THURSDAY, Sept. 13 (HealthDay News) -- Motor vehicle crashes are a major source of hospitalizations and health care expenditures among people age 20 and under in the United States, according to research published in the September issue of the Archives of Pediatrics & Adolescent Medicine.

Lara McKenzie, Ph.D., of the Ohio State University College of Medicine in Columbus, and colleagues analyzed 2003 hospitalization data from the Kids' Inpatient Database, which is maintained by the Agency for Healthcare Research and Quality. They found that motor vehicle crashes resulted in an estimated 62,880 hospitalizations for U.S. children and young adults age 20 or under during that year.

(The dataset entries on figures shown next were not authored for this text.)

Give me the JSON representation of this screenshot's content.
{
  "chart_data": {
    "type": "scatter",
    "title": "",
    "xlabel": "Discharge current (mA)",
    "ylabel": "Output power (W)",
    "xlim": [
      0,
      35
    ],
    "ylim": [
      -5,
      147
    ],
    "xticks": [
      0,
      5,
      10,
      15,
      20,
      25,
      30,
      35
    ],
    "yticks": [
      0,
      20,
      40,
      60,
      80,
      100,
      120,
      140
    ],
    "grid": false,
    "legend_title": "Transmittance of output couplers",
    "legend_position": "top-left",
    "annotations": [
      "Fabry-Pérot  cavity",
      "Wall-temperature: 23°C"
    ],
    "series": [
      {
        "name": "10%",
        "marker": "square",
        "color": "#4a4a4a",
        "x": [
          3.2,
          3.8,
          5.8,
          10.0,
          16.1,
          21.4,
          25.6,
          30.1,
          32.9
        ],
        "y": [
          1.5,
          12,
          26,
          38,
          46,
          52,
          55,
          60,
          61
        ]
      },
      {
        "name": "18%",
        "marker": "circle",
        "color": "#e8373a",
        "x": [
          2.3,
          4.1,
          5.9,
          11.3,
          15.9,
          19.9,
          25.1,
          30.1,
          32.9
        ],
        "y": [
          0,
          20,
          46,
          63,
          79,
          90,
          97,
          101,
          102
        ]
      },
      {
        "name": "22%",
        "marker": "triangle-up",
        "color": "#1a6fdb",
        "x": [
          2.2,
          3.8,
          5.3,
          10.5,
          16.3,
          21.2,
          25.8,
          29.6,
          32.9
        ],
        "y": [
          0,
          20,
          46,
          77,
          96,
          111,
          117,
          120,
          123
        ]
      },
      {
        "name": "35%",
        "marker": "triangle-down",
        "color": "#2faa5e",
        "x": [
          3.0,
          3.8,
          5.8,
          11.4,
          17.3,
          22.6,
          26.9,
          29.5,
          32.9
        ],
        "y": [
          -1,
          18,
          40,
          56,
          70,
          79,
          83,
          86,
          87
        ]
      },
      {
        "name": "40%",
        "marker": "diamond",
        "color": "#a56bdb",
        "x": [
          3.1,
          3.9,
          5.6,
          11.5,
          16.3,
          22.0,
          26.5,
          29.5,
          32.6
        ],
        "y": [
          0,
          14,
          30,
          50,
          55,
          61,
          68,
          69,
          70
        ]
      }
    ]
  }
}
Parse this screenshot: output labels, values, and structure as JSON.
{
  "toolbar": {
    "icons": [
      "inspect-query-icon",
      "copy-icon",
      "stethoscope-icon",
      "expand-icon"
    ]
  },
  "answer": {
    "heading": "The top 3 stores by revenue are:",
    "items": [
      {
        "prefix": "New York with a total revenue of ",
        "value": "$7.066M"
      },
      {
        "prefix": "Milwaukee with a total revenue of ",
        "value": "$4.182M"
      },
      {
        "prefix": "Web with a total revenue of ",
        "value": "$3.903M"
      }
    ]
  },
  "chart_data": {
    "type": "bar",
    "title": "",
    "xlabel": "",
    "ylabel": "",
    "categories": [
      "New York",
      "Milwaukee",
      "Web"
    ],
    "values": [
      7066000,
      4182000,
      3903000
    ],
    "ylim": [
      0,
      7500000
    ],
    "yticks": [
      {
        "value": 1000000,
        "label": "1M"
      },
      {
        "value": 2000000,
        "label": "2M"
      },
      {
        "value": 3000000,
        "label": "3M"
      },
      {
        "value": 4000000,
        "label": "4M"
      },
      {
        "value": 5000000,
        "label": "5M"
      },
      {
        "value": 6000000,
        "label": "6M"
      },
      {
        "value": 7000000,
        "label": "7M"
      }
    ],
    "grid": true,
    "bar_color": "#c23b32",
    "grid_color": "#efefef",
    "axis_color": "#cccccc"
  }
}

These required 304,196 days of hospitalization and cost more than $2 billion in inpatient charges. The mean length of stay per patient was 4.8 days, and the mean hospital charges were $33,440. The rate of hospitalizations for vehicle crashes rose with increasing age of the patients, but the rate increased dramatically for adolescents at the age of 15.

"Healthy People 2010 has identified seven initiatives to decrease motor vehicle crash-related death and injury, three of which affect children and adolescents in particular: increase use of safety belts, increase use of child restraints, and increase the number of states that have graduated driver licensing laws," the authors write. "Achieving these objectives is critical to improve motor vehicle safety for all occupants, especially children. Special attention should be given to adolescents from 15 through 20 years of age, because this population is at highest risk."